Throughout this time, continuous pressure was maintained by relevant committees, for example the Technical Committee on Agricultural Chemicals (TCAC), to reduce approved organochlorine use. By 1981, the use of dieldrin worldwide was limited to sugarcane and bananas, and these uses were deregistered by 1985. In 1987, a nationwide recall system was put into place, and in December of that year, the government prohibited all imports of these chemicals into Australia without express ministerial approval. In 1994, the National Registration Authority for Agricultural and Veterinary Chemicals published a use of organochlorines in termite control, recommending the phase-out of organochlorines used in termite control upon development of viable alternatives. The same year, the Agriculture and Resource Management Council of Australia and New Zealand decided to phase out remaining organochlorine uses by 30 June 1995, with the exception of the Northern Territory. In November 1997, the use of all organochlorines other than mirex was phased out in Australia. Remaining stocks of mirex are to be used only for contained baits for termites in plantations of young trees in the Northern Territory until stocks run out, which is expected in the near future.
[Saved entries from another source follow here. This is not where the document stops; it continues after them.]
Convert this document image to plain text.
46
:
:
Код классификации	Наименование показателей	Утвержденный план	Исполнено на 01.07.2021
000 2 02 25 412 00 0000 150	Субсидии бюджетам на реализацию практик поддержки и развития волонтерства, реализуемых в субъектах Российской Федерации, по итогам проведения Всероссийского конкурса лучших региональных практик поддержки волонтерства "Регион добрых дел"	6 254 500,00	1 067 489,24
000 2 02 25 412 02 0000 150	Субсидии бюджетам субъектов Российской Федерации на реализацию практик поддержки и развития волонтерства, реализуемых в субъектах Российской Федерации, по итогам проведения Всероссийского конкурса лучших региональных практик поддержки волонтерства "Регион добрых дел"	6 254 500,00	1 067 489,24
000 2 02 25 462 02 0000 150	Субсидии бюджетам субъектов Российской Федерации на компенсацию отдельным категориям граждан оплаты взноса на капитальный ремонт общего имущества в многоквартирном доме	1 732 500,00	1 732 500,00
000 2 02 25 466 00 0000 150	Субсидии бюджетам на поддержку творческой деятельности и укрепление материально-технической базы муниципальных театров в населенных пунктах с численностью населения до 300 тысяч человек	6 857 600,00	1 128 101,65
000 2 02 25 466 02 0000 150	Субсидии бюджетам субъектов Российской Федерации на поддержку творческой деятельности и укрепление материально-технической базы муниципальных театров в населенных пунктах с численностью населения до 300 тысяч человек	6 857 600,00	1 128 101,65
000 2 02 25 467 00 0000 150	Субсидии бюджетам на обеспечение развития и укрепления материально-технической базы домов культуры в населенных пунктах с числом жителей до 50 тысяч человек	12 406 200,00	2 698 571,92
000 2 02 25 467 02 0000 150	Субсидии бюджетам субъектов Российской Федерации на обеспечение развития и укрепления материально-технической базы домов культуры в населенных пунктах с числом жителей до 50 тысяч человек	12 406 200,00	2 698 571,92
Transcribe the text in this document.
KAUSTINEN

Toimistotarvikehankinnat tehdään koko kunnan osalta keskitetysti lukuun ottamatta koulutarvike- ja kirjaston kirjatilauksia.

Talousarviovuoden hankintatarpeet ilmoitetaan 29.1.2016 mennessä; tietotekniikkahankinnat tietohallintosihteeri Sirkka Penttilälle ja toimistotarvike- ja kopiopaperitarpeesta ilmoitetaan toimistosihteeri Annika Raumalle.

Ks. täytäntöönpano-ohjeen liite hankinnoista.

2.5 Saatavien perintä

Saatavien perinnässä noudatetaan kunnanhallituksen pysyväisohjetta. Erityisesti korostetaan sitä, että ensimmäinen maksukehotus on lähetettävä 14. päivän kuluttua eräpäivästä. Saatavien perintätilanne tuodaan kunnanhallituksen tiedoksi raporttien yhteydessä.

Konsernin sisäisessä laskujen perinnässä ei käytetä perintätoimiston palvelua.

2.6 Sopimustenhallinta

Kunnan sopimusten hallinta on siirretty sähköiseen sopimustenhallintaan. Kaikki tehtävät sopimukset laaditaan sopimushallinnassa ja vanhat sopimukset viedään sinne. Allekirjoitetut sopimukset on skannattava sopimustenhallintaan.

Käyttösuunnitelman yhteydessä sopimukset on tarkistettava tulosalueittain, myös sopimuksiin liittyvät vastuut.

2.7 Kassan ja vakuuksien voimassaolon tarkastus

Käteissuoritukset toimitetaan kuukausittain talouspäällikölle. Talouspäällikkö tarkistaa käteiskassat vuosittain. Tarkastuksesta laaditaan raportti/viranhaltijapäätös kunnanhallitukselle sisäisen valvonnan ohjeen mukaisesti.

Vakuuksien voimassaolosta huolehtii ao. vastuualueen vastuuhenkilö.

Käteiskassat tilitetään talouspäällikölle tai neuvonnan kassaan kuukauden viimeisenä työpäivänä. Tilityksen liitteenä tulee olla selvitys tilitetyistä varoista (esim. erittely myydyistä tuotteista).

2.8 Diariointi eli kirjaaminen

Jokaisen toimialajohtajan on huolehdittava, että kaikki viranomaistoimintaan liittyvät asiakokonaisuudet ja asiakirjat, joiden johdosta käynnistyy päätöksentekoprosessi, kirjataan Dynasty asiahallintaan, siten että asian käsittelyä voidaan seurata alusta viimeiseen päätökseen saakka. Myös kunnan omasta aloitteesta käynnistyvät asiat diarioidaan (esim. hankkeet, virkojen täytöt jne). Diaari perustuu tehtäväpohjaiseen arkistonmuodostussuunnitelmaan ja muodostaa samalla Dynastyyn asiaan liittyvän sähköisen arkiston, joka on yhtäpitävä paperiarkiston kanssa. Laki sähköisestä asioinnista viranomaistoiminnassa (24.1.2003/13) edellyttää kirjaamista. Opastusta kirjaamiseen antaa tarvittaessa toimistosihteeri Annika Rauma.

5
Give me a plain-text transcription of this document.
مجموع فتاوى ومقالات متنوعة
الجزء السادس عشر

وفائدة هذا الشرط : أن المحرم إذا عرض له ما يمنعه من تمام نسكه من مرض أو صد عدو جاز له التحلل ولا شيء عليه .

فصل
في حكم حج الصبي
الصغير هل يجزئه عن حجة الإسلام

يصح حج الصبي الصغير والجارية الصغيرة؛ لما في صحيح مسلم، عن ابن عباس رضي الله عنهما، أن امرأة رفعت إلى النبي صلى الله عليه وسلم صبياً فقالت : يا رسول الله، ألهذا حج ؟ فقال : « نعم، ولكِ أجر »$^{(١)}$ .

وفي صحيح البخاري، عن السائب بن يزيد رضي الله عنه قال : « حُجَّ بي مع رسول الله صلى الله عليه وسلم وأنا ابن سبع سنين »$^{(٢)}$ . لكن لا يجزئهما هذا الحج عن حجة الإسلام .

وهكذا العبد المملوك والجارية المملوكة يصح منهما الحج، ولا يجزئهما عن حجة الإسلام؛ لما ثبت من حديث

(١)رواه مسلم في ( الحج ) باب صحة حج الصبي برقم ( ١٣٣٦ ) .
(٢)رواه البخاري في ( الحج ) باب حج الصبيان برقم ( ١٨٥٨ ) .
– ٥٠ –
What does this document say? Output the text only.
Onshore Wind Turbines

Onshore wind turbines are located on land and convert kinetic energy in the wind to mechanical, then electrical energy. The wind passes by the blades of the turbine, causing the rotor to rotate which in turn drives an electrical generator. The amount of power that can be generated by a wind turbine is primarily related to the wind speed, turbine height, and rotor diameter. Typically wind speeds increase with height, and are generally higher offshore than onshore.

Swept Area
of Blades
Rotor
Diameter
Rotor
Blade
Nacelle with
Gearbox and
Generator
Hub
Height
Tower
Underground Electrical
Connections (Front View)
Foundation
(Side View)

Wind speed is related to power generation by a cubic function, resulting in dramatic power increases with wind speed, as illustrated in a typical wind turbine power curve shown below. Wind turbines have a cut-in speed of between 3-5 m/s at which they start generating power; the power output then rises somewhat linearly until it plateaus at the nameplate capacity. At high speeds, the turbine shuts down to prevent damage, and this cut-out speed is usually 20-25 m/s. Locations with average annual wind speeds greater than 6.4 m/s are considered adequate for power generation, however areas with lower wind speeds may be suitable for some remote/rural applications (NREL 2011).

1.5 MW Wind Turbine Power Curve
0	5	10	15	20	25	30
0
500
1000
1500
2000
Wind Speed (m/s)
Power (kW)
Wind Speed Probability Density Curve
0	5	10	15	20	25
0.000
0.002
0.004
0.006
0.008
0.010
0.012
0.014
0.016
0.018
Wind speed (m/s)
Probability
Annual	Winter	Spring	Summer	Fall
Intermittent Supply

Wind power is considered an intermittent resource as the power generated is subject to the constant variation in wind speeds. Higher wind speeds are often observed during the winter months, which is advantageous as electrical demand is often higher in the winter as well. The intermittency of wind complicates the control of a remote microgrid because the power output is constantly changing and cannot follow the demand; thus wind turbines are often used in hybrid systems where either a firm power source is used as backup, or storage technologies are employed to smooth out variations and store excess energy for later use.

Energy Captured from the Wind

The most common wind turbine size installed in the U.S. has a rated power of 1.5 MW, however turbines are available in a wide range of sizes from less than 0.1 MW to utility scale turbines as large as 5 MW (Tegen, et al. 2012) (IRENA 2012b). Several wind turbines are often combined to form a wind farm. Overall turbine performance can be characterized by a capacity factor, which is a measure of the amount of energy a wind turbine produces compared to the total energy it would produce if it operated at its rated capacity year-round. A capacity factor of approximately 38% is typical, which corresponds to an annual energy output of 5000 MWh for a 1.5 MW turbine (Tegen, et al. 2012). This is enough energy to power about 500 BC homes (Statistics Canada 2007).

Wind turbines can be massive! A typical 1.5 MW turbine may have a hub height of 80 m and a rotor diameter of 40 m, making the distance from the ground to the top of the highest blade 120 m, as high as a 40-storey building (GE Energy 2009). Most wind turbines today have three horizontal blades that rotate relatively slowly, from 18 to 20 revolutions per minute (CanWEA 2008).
The recognition of negative impacts on health has stimulated the implementation of multiple legislative policies in regards to the use and disposal of organochlorine pesticides. For example, the Environment Protection (Marine) Policy 1994 became operational in May 1995 in South Australia. It dictated the acceptable concentration of toxicants such as dieldrin in marine waters and the manner in which these levels must be tested and tried.